Organized through the Association’s standing committee, RePlan, and its community planning workgroup (CPG), the meetings were made possible by numerous hours of behind-the-scenes work by resident architects and other interested neighbours in envisioning False Creek South’s future.

They have been sharing ideas with Broadway Lodge, which hopes to establish a new facility in the Creek. That brings Vancouver Coastal Health into the mix and, potentially, BC Housing, the agency that develops, manages and administers a range of subsidized housing options and programs for the provincial government.

Once these ideas from the CPG took visible shape, the Association arranged the community meeting on January 25 at the False Creek Community Centre and a repeat event four days later at the False Creek Co-op”s Sitka Square meeting room.

The main speaker, former City of Vancouver chief urban designer Scott Hein, who is working pro bono with the CPG, took participants through a visual tour of an Intergenerational Hub and Campus of Care near the Moberly/Commodore intersections east of Leg-In-Boot Square. His presentation identified both existing and potential “transformational drivers” – significant factors that influence design – covering virtually all of the elements to be addressed in both projects.

The Hub would bring together a range of new housing, including co-ops and rentals, with a focus on diverse and integrated homes for seniors and families. The need for workforce housing, with a special focus on much-needed essential service workers, is particularly acute. Other ideas to be explored include such services as a day care centre, possible student housing, and retail and leisure opportunities.

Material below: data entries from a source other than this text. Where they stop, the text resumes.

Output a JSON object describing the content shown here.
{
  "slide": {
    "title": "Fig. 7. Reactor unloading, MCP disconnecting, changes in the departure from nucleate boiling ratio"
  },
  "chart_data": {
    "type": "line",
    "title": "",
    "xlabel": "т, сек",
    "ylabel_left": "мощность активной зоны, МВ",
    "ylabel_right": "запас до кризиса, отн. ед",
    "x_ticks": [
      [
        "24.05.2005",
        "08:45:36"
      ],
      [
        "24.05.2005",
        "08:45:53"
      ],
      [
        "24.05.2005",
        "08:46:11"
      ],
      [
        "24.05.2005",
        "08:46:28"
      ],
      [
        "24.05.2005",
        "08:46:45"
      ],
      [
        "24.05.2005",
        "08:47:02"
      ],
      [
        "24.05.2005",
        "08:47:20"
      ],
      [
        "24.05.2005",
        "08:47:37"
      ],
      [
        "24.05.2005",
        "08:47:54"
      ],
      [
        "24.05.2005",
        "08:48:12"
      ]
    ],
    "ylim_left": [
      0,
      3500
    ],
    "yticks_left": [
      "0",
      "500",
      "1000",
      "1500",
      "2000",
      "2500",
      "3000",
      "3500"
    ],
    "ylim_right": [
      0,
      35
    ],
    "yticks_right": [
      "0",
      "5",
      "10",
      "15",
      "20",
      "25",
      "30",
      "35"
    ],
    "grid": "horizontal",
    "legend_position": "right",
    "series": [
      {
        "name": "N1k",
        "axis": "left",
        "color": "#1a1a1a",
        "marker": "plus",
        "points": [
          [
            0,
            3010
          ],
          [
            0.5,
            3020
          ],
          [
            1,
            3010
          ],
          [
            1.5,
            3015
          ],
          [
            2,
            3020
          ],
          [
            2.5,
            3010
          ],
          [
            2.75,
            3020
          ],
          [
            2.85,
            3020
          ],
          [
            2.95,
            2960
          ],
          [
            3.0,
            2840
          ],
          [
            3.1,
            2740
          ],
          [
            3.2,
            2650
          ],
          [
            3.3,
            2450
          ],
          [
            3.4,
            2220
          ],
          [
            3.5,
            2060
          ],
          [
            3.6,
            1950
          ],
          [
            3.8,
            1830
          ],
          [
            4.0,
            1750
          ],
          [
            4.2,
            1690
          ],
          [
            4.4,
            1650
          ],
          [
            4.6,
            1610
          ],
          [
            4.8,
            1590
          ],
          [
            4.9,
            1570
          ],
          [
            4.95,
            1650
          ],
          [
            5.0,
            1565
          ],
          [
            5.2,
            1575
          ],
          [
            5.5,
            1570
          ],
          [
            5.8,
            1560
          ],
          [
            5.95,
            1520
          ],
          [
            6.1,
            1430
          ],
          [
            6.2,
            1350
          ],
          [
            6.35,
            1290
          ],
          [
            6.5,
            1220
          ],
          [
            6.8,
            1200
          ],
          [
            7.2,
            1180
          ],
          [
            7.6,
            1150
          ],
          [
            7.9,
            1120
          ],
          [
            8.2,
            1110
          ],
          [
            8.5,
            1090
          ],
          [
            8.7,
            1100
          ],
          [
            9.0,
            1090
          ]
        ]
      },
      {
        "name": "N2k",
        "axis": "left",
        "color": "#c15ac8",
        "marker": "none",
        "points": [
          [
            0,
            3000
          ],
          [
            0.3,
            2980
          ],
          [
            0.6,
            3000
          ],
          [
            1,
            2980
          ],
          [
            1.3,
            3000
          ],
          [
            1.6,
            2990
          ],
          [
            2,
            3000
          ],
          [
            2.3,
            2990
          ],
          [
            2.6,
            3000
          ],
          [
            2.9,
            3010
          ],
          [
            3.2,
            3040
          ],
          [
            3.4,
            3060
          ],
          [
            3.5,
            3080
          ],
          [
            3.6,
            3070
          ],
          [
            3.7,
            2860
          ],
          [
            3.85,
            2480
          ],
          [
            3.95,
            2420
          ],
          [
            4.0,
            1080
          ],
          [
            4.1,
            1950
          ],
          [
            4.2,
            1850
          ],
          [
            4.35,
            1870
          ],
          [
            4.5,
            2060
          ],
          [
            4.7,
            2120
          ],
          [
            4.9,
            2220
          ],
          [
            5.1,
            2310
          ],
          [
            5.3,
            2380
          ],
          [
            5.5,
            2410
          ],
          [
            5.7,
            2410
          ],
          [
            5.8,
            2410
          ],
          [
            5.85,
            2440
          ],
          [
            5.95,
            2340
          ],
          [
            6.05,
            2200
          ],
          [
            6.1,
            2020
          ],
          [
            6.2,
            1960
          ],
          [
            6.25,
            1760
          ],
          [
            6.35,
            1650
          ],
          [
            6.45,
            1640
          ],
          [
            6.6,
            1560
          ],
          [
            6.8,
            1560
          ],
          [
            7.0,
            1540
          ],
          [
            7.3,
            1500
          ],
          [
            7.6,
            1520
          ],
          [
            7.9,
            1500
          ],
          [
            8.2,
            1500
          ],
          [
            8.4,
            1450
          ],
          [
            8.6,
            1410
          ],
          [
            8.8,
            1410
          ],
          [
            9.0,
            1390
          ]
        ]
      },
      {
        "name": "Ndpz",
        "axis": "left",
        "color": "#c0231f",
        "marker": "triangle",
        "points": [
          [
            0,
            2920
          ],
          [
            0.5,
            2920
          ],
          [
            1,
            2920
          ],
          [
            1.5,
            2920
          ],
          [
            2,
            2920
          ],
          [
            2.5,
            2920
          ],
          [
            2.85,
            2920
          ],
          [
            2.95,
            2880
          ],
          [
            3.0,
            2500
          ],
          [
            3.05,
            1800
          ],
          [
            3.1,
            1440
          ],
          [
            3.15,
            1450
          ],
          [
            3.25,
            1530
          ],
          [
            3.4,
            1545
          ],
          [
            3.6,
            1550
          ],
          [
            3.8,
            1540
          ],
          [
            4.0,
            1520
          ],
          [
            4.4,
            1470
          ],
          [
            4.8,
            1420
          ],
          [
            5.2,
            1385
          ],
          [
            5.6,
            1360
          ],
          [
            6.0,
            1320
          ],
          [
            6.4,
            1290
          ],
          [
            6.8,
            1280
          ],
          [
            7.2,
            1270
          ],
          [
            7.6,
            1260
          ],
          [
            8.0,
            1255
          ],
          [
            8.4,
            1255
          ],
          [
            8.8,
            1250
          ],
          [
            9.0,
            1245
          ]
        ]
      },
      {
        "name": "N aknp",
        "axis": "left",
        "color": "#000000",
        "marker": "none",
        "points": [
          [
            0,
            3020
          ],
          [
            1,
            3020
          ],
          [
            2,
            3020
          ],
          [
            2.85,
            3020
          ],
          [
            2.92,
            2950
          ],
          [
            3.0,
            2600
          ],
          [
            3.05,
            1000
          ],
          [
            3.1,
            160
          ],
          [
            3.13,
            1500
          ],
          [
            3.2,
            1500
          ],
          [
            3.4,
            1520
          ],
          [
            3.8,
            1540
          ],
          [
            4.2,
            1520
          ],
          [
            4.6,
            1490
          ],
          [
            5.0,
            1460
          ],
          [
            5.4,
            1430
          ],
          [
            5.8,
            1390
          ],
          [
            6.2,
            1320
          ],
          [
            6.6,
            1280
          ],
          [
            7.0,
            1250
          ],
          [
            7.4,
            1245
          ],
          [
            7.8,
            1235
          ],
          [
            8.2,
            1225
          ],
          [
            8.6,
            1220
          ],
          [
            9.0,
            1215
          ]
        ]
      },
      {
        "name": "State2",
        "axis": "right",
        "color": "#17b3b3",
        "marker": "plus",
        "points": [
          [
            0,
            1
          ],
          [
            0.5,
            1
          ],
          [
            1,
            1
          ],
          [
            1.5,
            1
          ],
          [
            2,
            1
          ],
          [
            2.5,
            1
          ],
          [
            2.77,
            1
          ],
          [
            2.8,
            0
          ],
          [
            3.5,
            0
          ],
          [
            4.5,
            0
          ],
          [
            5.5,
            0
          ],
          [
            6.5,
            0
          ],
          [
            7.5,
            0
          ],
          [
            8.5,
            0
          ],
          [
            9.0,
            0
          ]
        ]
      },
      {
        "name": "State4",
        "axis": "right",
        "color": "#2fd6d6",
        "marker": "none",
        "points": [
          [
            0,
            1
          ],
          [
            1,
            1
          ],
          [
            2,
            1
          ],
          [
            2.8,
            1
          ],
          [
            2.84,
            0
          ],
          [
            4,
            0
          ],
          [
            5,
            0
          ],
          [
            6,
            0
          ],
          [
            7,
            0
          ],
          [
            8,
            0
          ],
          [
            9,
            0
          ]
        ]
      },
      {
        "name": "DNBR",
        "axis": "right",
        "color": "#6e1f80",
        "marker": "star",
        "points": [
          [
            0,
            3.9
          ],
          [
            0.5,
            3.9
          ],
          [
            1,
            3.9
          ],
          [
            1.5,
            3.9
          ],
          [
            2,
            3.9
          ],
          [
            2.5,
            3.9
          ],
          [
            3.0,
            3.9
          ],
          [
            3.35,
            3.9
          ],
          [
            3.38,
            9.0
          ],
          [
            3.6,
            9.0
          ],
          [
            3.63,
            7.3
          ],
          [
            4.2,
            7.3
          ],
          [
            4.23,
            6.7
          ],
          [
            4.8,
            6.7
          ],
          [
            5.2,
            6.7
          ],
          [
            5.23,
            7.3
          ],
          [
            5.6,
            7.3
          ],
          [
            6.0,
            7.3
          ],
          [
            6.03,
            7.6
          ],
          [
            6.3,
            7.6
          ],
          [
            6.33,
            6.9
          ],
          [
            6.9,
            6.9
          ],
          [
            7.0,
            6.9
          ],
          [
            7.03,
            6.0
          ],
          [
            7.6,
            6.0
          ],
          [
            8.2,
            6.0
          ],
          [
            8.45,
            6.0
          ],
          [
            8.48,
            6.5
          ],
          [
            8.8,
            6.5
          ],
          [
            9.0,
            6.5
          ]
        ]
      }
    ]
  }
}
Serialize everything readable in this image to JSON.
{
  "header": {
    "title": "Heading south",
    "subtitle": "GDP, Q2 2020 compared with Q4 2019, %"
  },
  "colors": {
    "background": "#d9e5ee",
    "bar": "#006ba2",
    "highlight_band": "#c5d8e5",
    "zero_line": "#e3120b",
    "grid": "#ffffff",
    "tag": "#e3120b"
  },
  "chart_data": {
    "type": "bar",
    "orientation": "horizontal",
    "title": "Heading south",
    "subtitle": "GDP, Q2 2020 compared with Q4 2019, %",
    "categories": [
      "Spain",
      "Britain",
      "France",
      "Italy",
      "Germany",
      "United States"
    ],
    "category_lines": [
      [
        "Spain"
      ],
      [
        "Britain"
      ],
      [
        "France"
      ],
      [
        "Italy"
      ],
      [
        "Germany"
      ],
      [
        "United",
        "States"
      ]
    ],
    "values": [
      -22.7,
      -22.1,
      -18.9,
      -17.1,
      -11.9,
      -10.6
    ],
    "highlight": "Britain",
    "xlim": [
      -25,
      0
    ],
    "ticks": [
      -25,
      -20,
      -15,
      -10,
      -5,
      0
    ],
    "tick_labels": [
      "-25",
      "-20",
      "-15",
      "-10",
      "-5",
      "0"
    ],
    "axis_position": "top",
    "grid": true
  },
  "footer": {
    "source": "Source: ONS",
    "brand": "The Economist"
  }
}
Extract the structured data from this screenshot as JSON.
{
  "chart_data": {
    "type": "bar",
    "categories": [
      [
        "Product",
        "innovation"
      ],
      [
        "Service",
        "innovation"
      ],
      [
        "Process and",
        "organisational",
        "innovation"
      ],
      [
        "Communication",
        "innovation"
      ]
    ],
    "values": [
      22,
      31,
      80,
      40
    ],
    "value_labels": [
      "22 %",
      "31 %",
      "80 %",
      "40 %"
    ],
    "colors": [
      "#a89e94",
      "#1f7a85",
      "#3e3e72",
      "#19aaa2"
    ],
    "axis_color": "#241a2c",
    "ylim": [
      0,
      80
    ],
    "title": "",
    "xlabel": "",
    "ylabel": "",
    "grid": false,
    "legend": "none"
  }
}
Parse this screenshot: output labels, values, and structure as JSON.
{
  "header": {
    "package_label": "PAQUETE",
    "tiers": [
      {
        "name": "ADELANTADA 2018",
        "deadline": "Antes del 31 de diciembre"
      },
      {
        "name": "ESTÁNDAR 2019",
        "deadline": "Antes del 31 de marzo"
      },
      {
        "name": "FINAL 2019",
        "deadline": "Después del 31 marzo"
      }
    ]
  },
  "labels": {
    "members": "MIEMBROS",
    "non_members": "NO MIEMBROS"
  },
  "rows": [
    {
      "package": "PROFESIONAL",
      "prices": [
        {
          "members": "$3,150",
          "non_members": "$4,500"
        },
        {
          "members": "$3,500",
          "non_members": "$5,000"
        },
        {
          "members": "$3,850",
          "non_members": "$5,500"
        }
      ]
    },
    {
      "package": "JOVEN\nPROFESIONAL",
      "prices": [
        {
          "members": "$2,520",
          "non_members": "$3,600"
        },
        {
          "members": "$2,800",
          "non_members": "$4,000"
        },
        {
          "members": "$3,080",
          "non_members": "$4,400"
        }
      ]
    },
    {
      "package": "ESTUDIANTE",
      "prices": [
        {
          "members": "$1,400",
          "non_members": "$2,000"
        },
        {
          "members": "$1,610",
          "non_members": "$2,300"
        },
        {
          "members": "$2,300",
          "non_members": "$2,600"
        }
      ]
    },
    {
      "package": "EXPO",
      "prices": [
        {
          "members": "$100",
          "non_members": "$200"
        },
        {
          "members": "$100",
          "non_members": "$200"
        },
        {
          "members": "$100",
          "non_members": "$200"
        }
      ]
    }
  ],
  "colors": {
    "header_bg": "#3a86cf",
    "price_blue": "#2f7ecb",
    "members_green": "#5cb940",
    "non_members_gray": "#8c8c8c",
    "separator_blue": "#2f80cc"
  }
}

Simon Neill, Executive Director of the Broadway Lodge, spoke about the Campus Of Care – a  different and more homelike form of providing long term care that could also integrate services for older adults living in their own homes. Addressing the idea of the Intergenerational Hub, he particularly emphasized problems inherent in the separation of children and elders in day-to-day urban life and the salutary benefit to both of close and continuing interaction.

Sharon Yandle, past-president of the FCSNA and its liaison to RePlan, said that these ideas should be seen in the context of the “ARC” Formula, a statement of our community’s core values and shared goals recently passed unanimously by Association delegates.

The ARC Formula

  1. AFFORDABILITY 

False Creek South was originally developed in the 1970s as a mixed tenure, mixed income community of 1/3 low income, 1/3 middle income and 1/3 high income residents. It has succeeded beyond original expectations to become one of the world’s most viable urban neighbourhoods. Our goal is to retain and increase the stock of affordable housing on that basis, where at least two-thirds of homes are low and middle income households, and where affordability is defined as a percentage of income.

  1. RESILIENCE

Our goal is to further develop a resilient community that can address and mitigate the negative effects of sea level rise and wasteful consumption, and build on the positive opportunities inherent in food security, green building design, active transportation, and other initiatives intended to improve the quality of life in and beyond an already highly livable neighbourhood.

  1. COMMUNITY

False Creek South, through the principles evident in its physical design, income diversity, age integration and governance structure, has developed a safe and socially cohesive community. Our goal is to ensure that any and all future development and   plans fully incorporate these principles.

While the CPG will follow through on its work, the Neighbourhood Association will continue its efforts to reach out to the City and other levels of government as well as to neighbours within the False Creek South community.